Thu, Dec 18, 2014 - Page 8 News List

Monitoring polls way of improving democracy

By Chen Chien-fu 陳建甫

Even though legislation covering elections and recalls does not specifically state whether international observer groups are allowed to monitor elections here, a large budget has been allocated for two or three Taiwanese monitors to be present at every polling station.

While — on the face of it — this is to prevent electoral fraud, it is really done just so that political parties can confirm ballot results.

This opens the Central Election Commission to suspicions from nongovernmental organizations that it is overstepping the boundaries of neutrality it should observe in its implementation of electoral and recall legislation.

Some might contend that including provisions for international observers in electoral and recall legislation is inviting interference from foreign powers.

This is absolutely not the case, as any international observation group compiles an “electoral observer handbook” reflecting the historical, cultural, political and economic factors of the nation in question — as well as other factors, such as that nation’s civic society and political parties.

From national assembly elections and constituent assembly elections to plebiscites on independence and state elections around the world, polls are monitored by international observers from the Carter Center in the US, the European Parliament and the Asia Network for Free Elections.

International observers must follow the 2005 UN Declaration of Principles for International Election Observation and Code of Conduct for International Election Observers when carrying out their work, including: “the systematic, comprehensive and accurate gathering of information concerning the laws, processes and institutions related to the conduct of elections and other factors concerning the overall electoral environment; the impartial and professional analysis of such information; and the drawing of conclusions about the character of electoral processes,” as well as the provision of a report on any problems or shortcomings observed during the course of the election.

The commission has long been a member of international election organizations, such as the Association of Asian Election Authorities, but in terms of reforming Taiwan’s electoral system, election laws, administrative procedures and other supporting measures, it falls short of other Asian nations, such as South Korea, Thailand, the Philippines and Mongolia.

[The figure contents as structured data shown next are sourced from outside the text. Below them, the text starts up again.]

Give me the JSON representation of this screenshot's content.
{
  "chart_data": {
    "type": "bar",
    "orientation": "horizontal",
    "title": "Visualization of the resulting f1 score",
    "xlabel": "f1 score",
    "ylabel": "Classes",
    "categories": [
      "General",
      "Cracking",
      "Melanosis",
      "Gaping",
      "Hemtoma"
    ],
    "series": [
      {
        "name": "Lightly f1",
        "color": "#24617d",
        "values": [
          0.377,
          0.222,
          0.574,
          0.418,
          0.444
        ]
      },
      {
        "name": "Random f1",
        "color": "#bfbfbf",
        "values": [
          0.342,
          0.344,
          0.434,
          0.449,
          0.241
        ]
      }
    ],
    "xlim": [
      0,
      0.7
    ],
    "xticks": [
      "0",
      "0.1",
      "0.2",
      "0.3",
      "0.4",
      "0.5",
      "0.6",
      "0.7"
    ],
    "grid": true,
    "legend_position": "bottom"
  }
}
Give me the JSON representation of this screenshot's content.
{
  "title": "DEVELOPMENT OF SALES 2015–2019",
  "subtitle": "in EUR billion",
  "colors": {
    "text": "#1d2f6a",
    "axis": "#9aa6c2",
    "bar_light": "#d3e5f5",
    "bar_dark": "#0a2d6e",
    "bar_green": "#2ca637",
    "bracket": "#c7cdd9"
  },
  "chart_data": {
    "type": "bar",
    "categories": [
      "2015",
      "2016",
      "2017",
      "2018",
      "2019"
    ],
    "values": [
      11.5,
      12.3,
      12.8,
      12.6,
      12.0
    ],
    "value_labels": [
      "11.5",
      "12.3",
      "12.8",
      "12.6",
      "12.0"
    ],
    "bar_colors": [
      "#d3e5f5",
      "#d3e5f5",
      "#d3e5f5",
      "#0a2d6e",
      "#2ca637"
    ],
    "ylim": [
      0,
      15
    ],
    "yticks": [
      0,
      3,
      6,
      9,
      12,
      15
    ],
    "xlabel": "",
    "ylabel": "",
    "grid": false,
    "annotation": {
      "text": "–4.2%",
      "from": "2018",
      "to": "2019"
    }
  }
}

In response to demands from civic groups to amend electoral legislation to allow international observers in, as happens in these other association member nations, the commission has said that it has never prohibited international observers from coming to monitor elections, and has tried to use the excuse that — due to the international situation — Taiwan is unable to sign either the declaration of principles or the code of conduct.

It has even, on occasion, resorted to saying that it “does not have the funds,” to do so, and that all it can do is to invite these association observer groups in their official capacity to come to monitor the elections.

In the electoral and recall legislation, the problem with including provisions for international observers lies not in the supposed lack of funds, but in the fundamental disregard of the core functions of elections by those in charge, namely, that ballots are free, comprehensive, open, fair and sometimes — when needed — operate as a mechanism for a peaceful transition of political power.